Ditambah kebijakan womenomics ala Kapitalisme yang menciptakan gelombang massal pekerja perempuan dan dihembuskannya isu standar ganda perempuan berdaya, mandiri dan gender equality membuat angka pernikahan dan kelahiran di negara-negara maju sangat rendah, namun di sisi lain angka perceraian sangat tinggi. Selain itu, yang membuat angka pernikahan rendah adalah pemerintah di negara-negara maju sangat perhatian, mendukung orientasi seksual yang menyimpang seperti LGBT (lesbian, gay, biseksual dan transgender).


// Islam dan Peradabannya yang Luhur //


Sayyid Qutbh pernah mengatakan: 

"Jika Amerika menghabiskan ratusan juta dolar untuk penelitian dalam mengatasi problem sosial di masyarakatnya, maka Islam melenyapkan kebiasaan yang telah mengakar di masyarakat jahiliyah hanya dengan beberapa lembar ayat Al-qur'an"


Kiranya perkataan tersebut benar adanya. Islam memiliki solusi tuntas dalam semua permasalahan. Risalahnya yang luhur mampu menjaga bangunan masyarakat dengan penjagaan yang sempurna. Syariat Islam yang sempurna mampu menjaga akidah, negara, keamanan, kekayaan, keturunan, kemuliaan, akal, dan nyawa masyarakat.


Dan syariat Islam yang berperan menjaga masyarakatnya dari segala aspek tidak akan mungkin bisa menjaga tanpa berdirinya institusi pelindung umat, yaitu Negara Khilafah Islam. Seorang khalifah (pemimpin negara) yang memiliki visi politik, ekonomi dan sosial akan menjaga masyarakatnya dari ketimpangan ekonomi secara komprehensif, dan di sisi lain khalifah akan menolak semua pemahaman yang berasal dari Barat. Sehingga, dari sinilah Khilafah dengan syariat Islamnya mampu membentuk masyarakat yang bertakwa. Dimana pemahaman Islam melebur ke dalam pikiran dan perasaan masyarakat.

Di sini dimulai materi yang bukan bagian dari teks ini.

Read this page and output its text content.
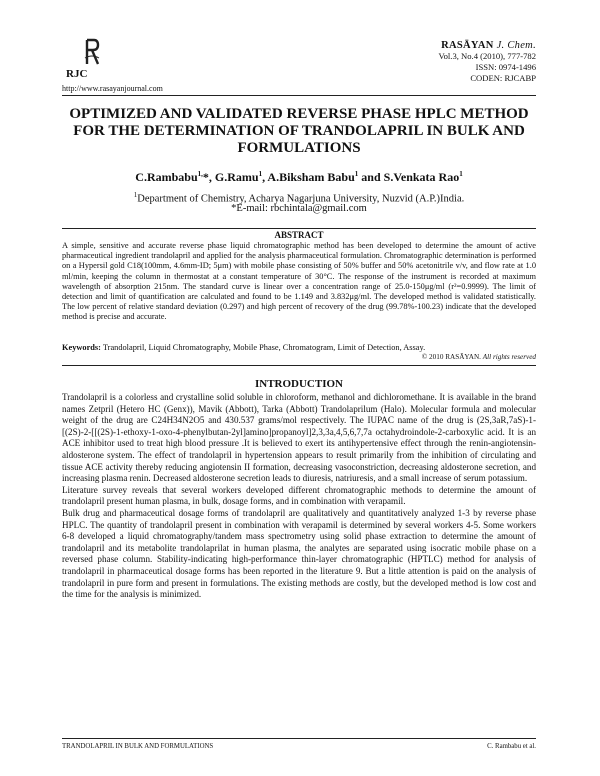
RJC
http://www.rasayanjournal.com
RASĀYAN J. Chem.
Vol.3, No.4 (2010), 777-782
ISSN: 0974-1496
CODEN: RJCABP
OPTIMIZED AND VALIDATED REVERSE PHASE HPLC METHOD FOR THE DETERMINATION OF TRANDOLAPRIL IN BULK AND FORMULATIONS
C.Rambabu$^{1,}$*, G.Ramu$^1$, A.Biksham Babu$^1$ and S.Venkata Rao$^1$
$^1$Department of Chemistry, Acharya Nagarjuna University, Nuzvid (A.P.)India.
*E-mail: rbchintala@gmail.com
ABSTRACT
A simple, sensitive and accurate reverse phase liquid chromatographic method has been developed to determine the amount of active pharmaceutical ingredient trandolapril and applied for the analysis pharmaceutical formulation. Chromatographic determination is performed on a Hypersil gold C18(100mm, 4.6mm-ID; 5μm) with mobile phase consisting of 50% buffer and 50% acetonitrile v/v, and flow rate at 1.0 ml/min, keeping the column in thermostat at a constant temperature of 30°C. The response of the instrument is recorded at maximum wavelength of absorption 215nm. The standard curve is linear over a concentration range of 25.0-150μg/ml (r²=0.9999). The limit of detection and limit of quantification are calculated and found to be 1.149 and 3.832μg/ml. The developed method is validated statistically. The low percent of relative standard deviation (0.297) and high percent of recovery of the drug (99.78%-100.23) indicate that the developed method is precise and accurate.
Keywords: Trandolapril, Liquid Chromatography, Mobile Phase, Chromatogram, Limit of Detection, Assay.
© 2010 RASĀYAN. All rights reserved
INTRODUCTION

Trandolapril is a colorless and crystalline solid soluble in chloroform, methanol and dichloromethane. It is available in the brand names Zetpril (Hetero HC (Genx)), Mavik (Abbott), Tarka (Abbott) Trandolaprilum (Halo). Molecular formula and molecular weight of the drug are C24H34N2O5 and 430.537 grams/mol respectively. The IUPAC name of the drug is (2S,3aR,7aS)-1-[(2S)-2-[[(2S)-1-ethoxy-1-oxo-4-phenylbutan-2yl]amino]propanoyl]2,3,3a,4,5,6,7,7a octahydroindole-2-carboxylic acid. It is an ACE inhibitor used to treat high blood pressure .It is believed to exert its antihypertensive effect through the renin-angiotensin-aldosterone system. The effect of trandolapril in hypertension appears to result primarily from the inhibition of circulating and tissue ACE activity thereby reducing angiotensin II formation, decreasing vasoconstriction, decreasing aldosterone secretion, and increasing plasma renin. Decreased aldosterone secretion leads to diuresis, natriuresis, and a small increase of serum potassium.

Literature survey reveals that several workers developed different chromatographic methods to determine the amount of trandolapril present human plasma, in bulk, dosage forms, and in combination with verapamil.

Bulk drug and pharmaceutical dosage forms of trandolapril are qualitatively and quantitatively analyzed 1-3 by reverse phase HPLC. The quantity of trandolapril present in combination with verapamil is determined by several workers 4-5. Some workers 6-8 developed a liquid chromatography/tandem mass spectrometry using solid phase extraction to determine the amount of trandolapril and its metabolite trandolaprilat in human plasma, the analytes are separated using isocratic mobile phase on a reversed phase column. Stability-indicating high-performance thin-layer chromatographic (HPTLC) method for analysis of trandolapril in pharmaceutical dosage forms has been reported in the literature 9. But a little attention is paid on the analysis of trandolapril in pure form and present in formulations. The existing methods are costly, but the developed method is low cost and the time for the analysis is minimized.

TRANDOLAPRIL IN BULK AND FORMULATIONS	C. Rambabu et al.
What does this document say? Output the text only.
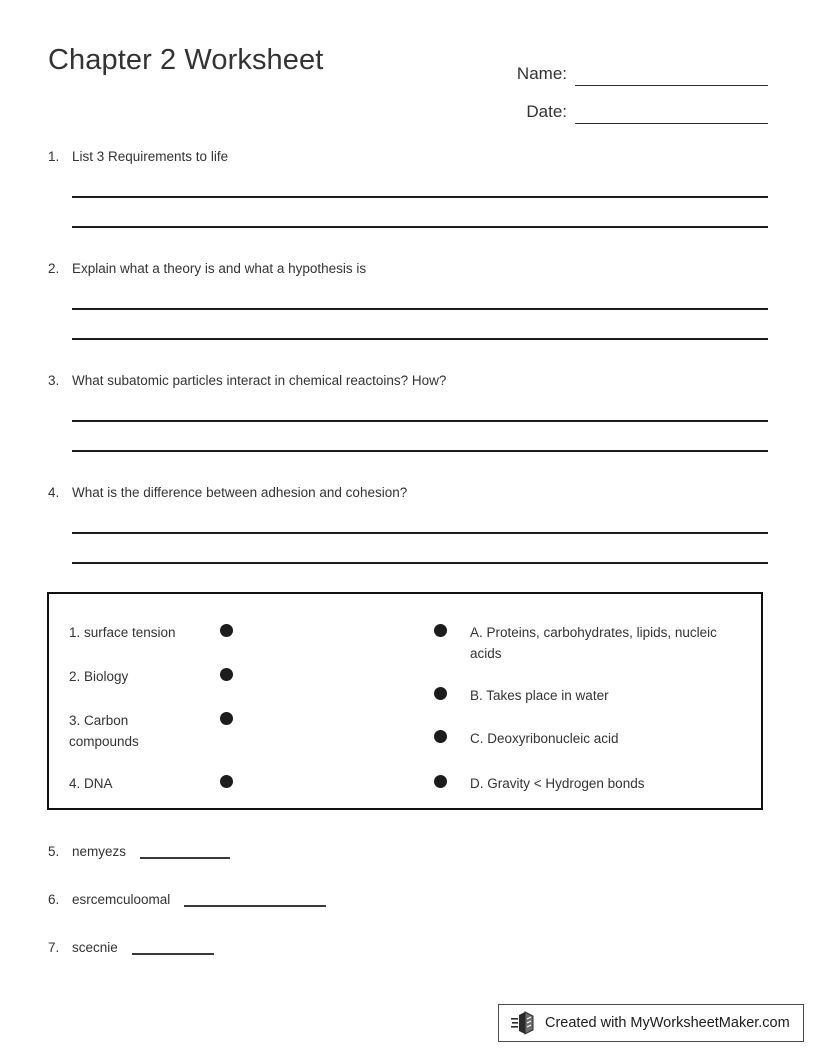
Chapter 2 Worksheet	Name:
Date:
1. List 3 Requirements to life
2. Explain what a theory is and what a hypothesis is
3. What subatomic particles interact in chemical reactoins? How?
4. What is the difference between adhesion and cohesion?
1. surface tension
2. Biology
3. Carbon compounds
4. DNA
A. Proteins, carbohydrates, lipids, nucleic acids
B. Takes place in water
C. Deoxyribonucleic acid
D. Gravity < Hydrogen bonds
5. nemyezs
6. esrcemculoomal
7. scecnie
Created with MyWorksheetMaker.com
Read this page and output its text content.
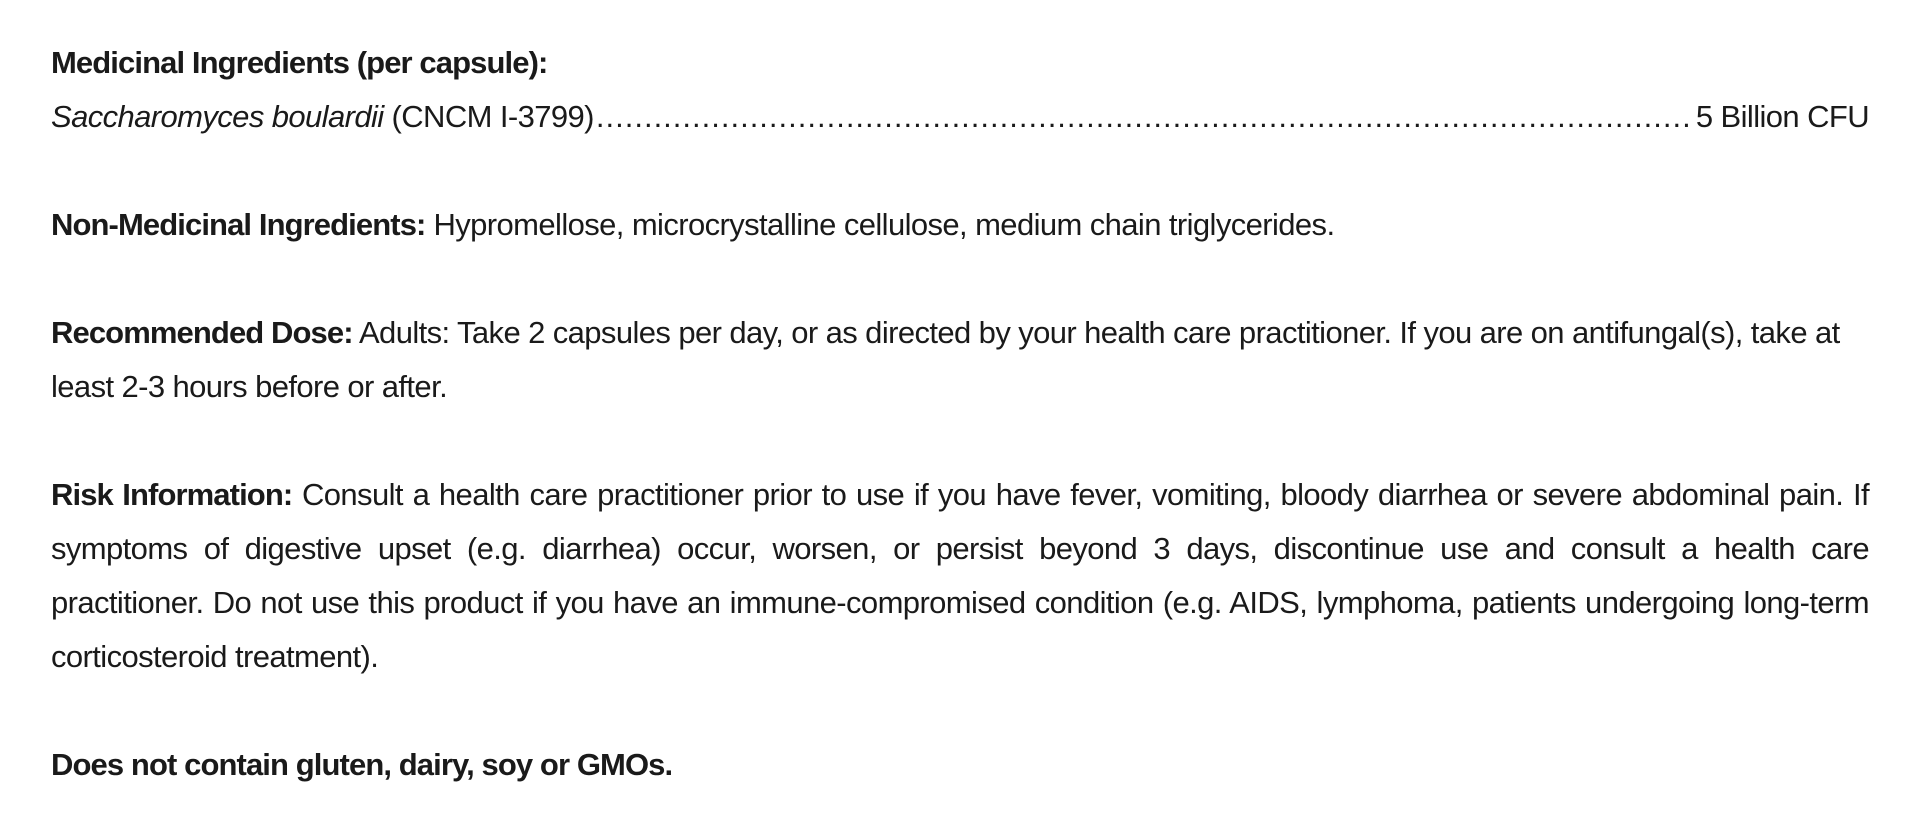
Medicinal Ingredients (per capsule):
Saccharomyces boulardii
(CNCM I-3799)
.....	5 Billion CFU
Non-Medicinal Ingredients: Hypromellose, microcrystalline cellulose, medium chain triglycerides.
Recommended Dose: Adults: Take 2 capsules per day, or as directed by your health care practitioner. If you are on antifungal(s), take at least 2-3 hours before or after.
Risk Information: Consult a health care practitioner prior to use if you have fever, vomiting, bloody diarrhea or severe abdominal pain. If symptoms of digestive upset (e.g. diarrhea) occur, worsen, or persist beyond 3 days, discontinue use and consult a health care practitioner. Do not use this product if you have an immune-compromised condition (e.g. AIDS, lymphoma, patients undergoing long-term corticosteroid treatment).
Does not contain gluten, dairy, soy or GMOs.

Dari masyarakat yang bertakwa maka akan lahir sebuah peradaban yang luhur. Yang tidak menghilangkan peran perempuan sebagai ibu, pengurus rumah tangga dan pendidik generasi. Yang membuat para perempuan tidak khawatir untuk melahirkan jumlah anak yang banyak karena pendidikan, kesehatan dibiayai oleh negara. Yang membuat para generasi tidak berfikir dan bertindak dengan hawa nafsu mereka.


Itulah Islam dan keluhurannya. Keluhuran yang tidak mungkin didapatkan oleh sistem Kapitalisme. Seperti pada sabda Nabi SAW, "Islam itu tinggi dan tidak ada yang mengalahkan ketinggiannya." (HR. Daruqthni)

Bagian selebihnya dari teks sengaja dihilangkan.